Following his studies, Zissiadis worked in the hotel and tourism sector, continuing a family tradition. From 1989 to 2016, he served as one of the main shareholders and Vice President of Sani S.A., known for the Sani Resort in Halkidiki. He was part of the second generation that contributed to the expansion of the resort facilities.

Zissiadis first developed an interest in photography during his architecture student years, initially focusing on photographing buildings and urban landscapes. In 2015, following a shareholder decision regarding the company, Zissiadis made the decision to exit the tourism business. By 2016, he dedicated himself entirely to landscape photography and organizing solo adventure travel expeditions.

Since 1979 he has been married to Mata Tsolozidis (Mata Tsolozidi-Zissiadis) owner of the "George Tsolozidis Collection" including antiquities of 7.000 years of history. She often accompanies him on his photographic journeys.

== Photography career ==
Zissiadis's photographic work is characterized by a personal approach to landscapes. He has stated he seeks to preserve a wide-angle "view through a personal window" on the world. His work transitioned from urban landscapes to nature, using geometry to interpret the landscape and emphasizing the genius loci (spirit of the place).

=== Themes and technique ===
Zissiadis's projects cover diverse terrains, including glaciers, savannahs, jungles, Volcanoes, and deserts. His expeditions have taken him to locations such as Iceland, Greenland, Vietnam, Patagonia, Botswana, Namibia, China, and Morocco.
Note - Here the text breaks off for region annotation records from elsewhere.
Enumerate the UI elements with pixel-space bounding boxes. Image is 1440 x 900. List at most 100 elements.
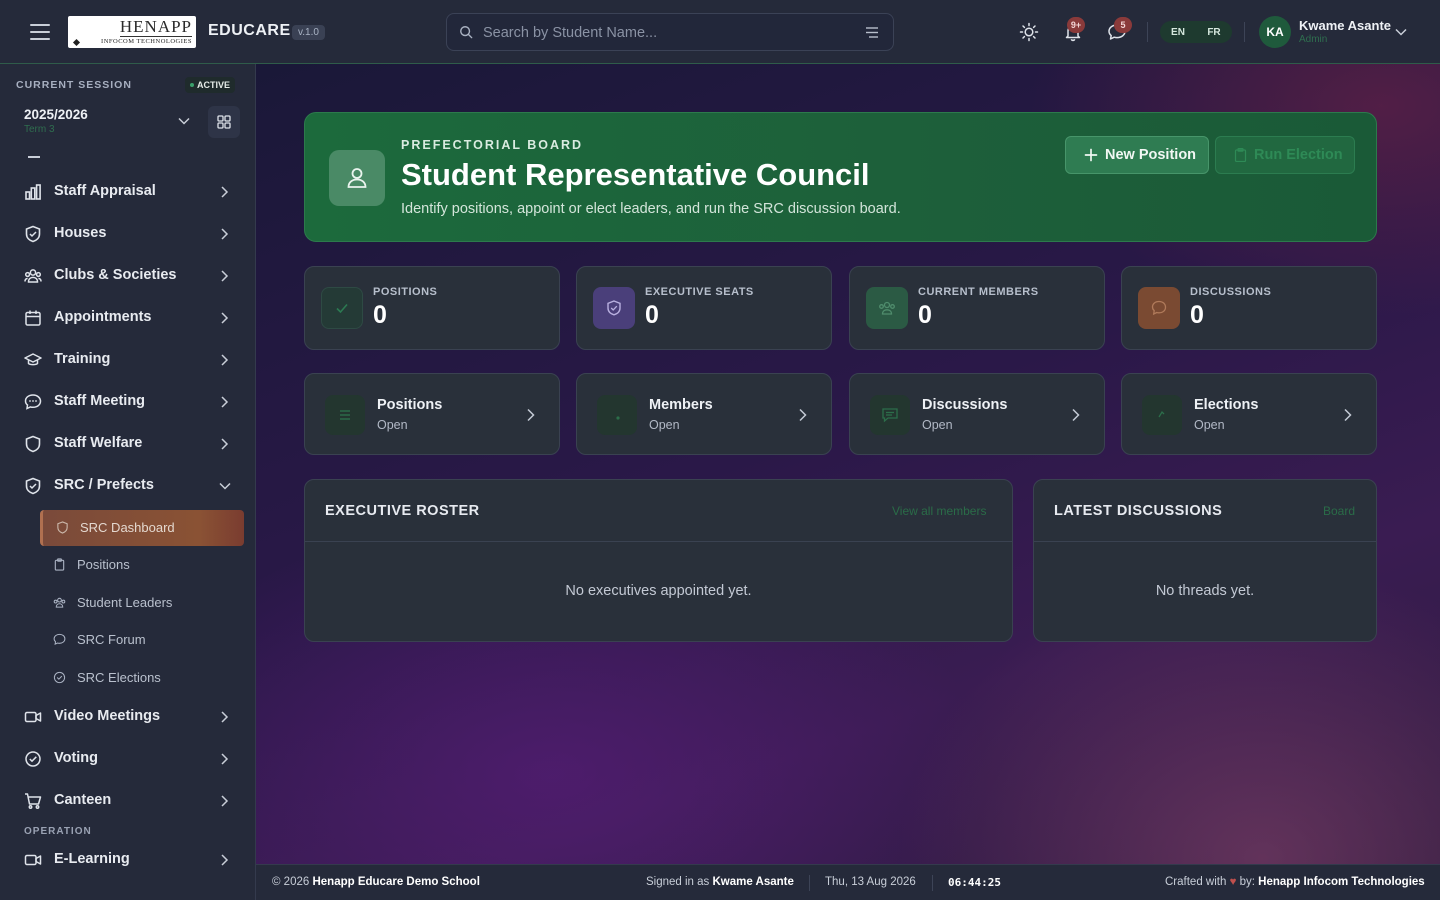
- message-square-icon: [870, 395, 910, 435]
- chat-bubble-icon: [53, 633, 66, 646]
- quick-link-elections[interactable]: Elections Open: [1121, 373, 1377, 455]
- sidebar-item-appointments[interactable]: Appointments: [0, 298, 255, 338]
- search-bar: [446, 13, 894, 51]
- graduation-cap-icon: [24, 353, 42, 366]
- hero-overline: PREFECTORIAL BOARD: [401, 138, 584, 152]
- run-election-button[interactable]: Run Election: [1215, 136, 1355, 174]
- session-term: Term 3: [24, 124, 55, 135]
- grid-icon[interactable]: [208, 106, 240, 138]
- language-switcher: EN FR: [1160, 21, 1232, 43]
- view-all-members-link[interactable]: View all members: [892, 504, 986, 518]
- top-header: HENAPP INFOCOM TECHNOLOGIES EDUCARE v.1.…: [0, 0, 1440, 64]
- executive-roster-panel: EXECUTIVE ROSTER View all members No exe…: [304, 479, 1013, 642]
- footer-date: Thu, 13 Aug 2026: [825, 876, 916, 888]
- users-icon: [597, 395, 637, 435]
- sidebar-subitem-src-elections[interactable]: SRC Elections: [40, 660, 244, 696]
- footer-copyright: © 2026 Henapp Educare Demo School: [272, 876, 480, 888]
- bar-chart-icon: [25, 184, 41, 200]
- stat-value: 0: [1190, 301, 1204, 329]
- sidebar-item-e-learning[interactable]: E-Learning: [0, 840, 255, 880]
- chevron-right-icon: [221, 186, 229, 198]
- video-icon: [24, 854, 42, 866]
- heart-icon: ♥: [1229, 876, 1237, 888]
- chevron-right-icon: [1072, 408, 1080, 422]
- session-selector[interactable]: 2025/2026 Term 3: [14, 100, 198, 140]
- user-avatar[interactable]: KA: [1259, 16, 1291, 48]
- users-icon: [866, 287, 908, 329]
- video-icon: [24, 711, 42, 723]
- footer-credits: Crafted with ♥ by: Henapp Infocom Techno…: [1165, 876, 1425, 888]
- chevron-right-icon: [221, 354, 229, 366]
- chevron-right-icon: [221, 312, 229, 324]
- sidebar-item-canteen[interactable]: Canteen: [0, 781, 255, 821]
- chevron-right-icon: [221, 711, 229, 723]
- session-year: 2025/2026: [24, 107, 88, 122]
- quick-link-positions[interactable]: Positions Open: [304, 373, 560, 455]
- sidebar-item-src-prefects[interactable]: SRC / Prefects: [0, 466, 255, 506]
- check-circle-icon: [25, 751, 41, 767]
- search-input[interactable]: [483, 22, 853, 44]
- list-icon: [325, 395, 365, 435]
- quick-link-members[interactable]: Members Open: [576, 373, 832, 455]
- sidebar-item-training[interactable]: Training: [0, 340, 255, 380]
- hero-banner: PREFECTORIAL BOARD Student Representativ…: [304, 112, 1377, 242]
- panel-title: LATEST DISCUSSIONS: [1054, 503, 1223, 519]
- chevron-right-icon: [527, 408, 535, 422]
- shield-icon: [57, 521, 68, 534]
- stat-value: 0: [918, 301, 932, 329]
- sun-icon[interactable]: [1019, 22, 1039, 42]
- stat-value: 0: [373, 301, 387, 329]
- check-icon: [321, 287, 363, 329]
- section-label-operation: OPERATION: [24, 826, 92, 837]
- shield-check-icon: [25, 477, 41, 495]
- page-description: Identify positions, appoint or elect lea…: [401, 201, 901, 217]
- board-link[interactable]: Board: [1323, 504, 1355, 518]
- menu-toggle-icon[interactable]: [30, 24, 50, 40]
- calendar-icon: [25, 310, 41, 326]
- chevron-right-icon: [221, 228, 229, 240]
- sidebar-subitem-src-dashboard[interactable]: SRC Dashboard: [40, 510, 244, 546]
- users-icon: [24, 269, 42, 283]
- company-logo: HENAPP INFOCOM TECHNOLOGIES: [68, 16, 196, 48]
- sidebar-item-staff-appraisal[interactable]: Staff Appraisal: [0, 172, 255, 212]
- stat-card-executive-seats: EXECUTIVE SEATS 0: [576, 266, 832, 350]
- user-role: Admin: [1299, 34, 1328, 45]
- app-name: EDUCARE: [208, 22, 291, 39]
- chevron-right-icon: [799, 408, 807, 422]
- sidebar-subitem-positions[interactable]: Positions: [40, 547, 244, 583]
- user-name[interactable]: Kwame Asante: [1299, 18, 1391, 33]
- sidebar-item-staff-welfare[interactable]: Staff Welfare: [0, 424, 255, 464]
- chevron-right-icon: [1344, 408, 1352, 422]
- sidebar-item-houses[interactable]: Houses: [0, 214, 255, 254]
- shield-icon: [593, 287, 635, 329]
- lang-fr-button[interactable]: FR: [1196, 27, 1232, 38]
- stat-card-discussions: DISCUSSIONS 0: [1121, 266, 1377, 350]
- session-status-badge: ACTIVE: [185, 77, 236, 93]
- sidebar-item-video-meetings[interactable]: Video Meetings: [0, 697, 255, 737]
- sidebar-subitem-student-leaders[interactable]: Student Leaders: [40, 585, 244, 621]
- footer: © 2026 Henapp Educare Demo School Signed…: [256, 864, 1440, 900]
- users-icon: [53, 597, 66, 608]
- sidebar-item-clubs-societies[interactable]: Clubs & Societies: [0, 256, 255, 296]
- sidebar-item-staff-meeting[interactable]: Staff Meeting: [0, 382, 255, 422]
- latest-discussions-panel: LATEST DISCUSSIONS Board No threads yet.: [1033, 479, 1377, 642]
- chevron-down-icon: [178, 117, 190, 125]
- sidebar-item-voting[interactable]: Voting: [0, 739, 255, 779]
- user-icon: [329, 150, 385, 206]
- clipboard-icon: [54, 558, 65, 571]
- chevron-down-icon: [219, 482, 231, 490]
- cart-icon: [25, 793, 42, 809]
- footer-clock: 06:44:25: [948, 876, 1001, 889]
- chevron-down-icon[interactable]: [1395, 27, 1407, 37]
- notifications-badge: 9+: [1067, 17, 1085, 33]
- filter-icon[interactable]: [865, 26, 879, 39]
- lang-en-button[interactable]: EN: [1160, 27, 1196, 38]
- chevron-right-icon: [221, 438, 229, 450]
- sidebar-subitem-src-forum[interactable]: SRC Forum: [40, 622, 244, 658]
- stat-card-current-members: CURRENT MEMBERS 0: [849, 266, 1105, 350]
- messages-badge: 5: [1114, 17, 1132, 33]
- chevron-right-icon: [221, 270, 229, 282]
- new-position-button[interactable]: New Position: [1065, 136, 1209, 174]
- clipboard-icon: [1234, 148, 1247, 162]
- quick-link-discussions[interactable]: Discussions Open: [849, 373, 1105, 455]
A recurring characteristic of his compositions is the inclusion of dwarfed human figures, which are intended to highlight the "insignificance of man when confronted with the grandeur and majesty of the natural world."

He employs Phase One camera systems for landscapes, Canon for wildlife, and Olympus for underwater shots.

=== Publications and exhibitions ===
Zissiadis's photography books have been published by teNeues and Rizzoli publishing houses.

- Books
- Iceland (teNeues, 2016). His first book explored the geophysical phenomena of the Icelandic landscape.
- Vietnam (Rizzoli, 2020). This volume documents a 60-day expedition across Vietnam where Zissiadis covered approximately 6,000 kilometers. The book received the National Publication Award from the Vietnamese Ministry of Foreign Affairs in 2021.
- Greenland (teNeues, 2023). An XXL format book featuring 190 color photographs, including aerial shots documenting icy landscapes and the indigenous Inuit population.
- Morocco (teNeues, 2025). XXL book featuring 250 color photographs of the historic ruins of Volubilis, the "Blue City" of Chefchaouen and themarkets in Fez, Had Draa and Rissani, among others.

- Exhibitions
His first solo photographic exhibition, Icebergs from Genesis to Extinction, was held at the Benaki Museum (Pireos Street annex) in Athens in 2019. Curated by Stavros Kavalaris, the exhibition focused on the "twofold personality" of icebergs—above and below sea level—referencing Archimedes' principle. The exhibition used OptiPlex technology for high-resolution prints to provide a 3D impression.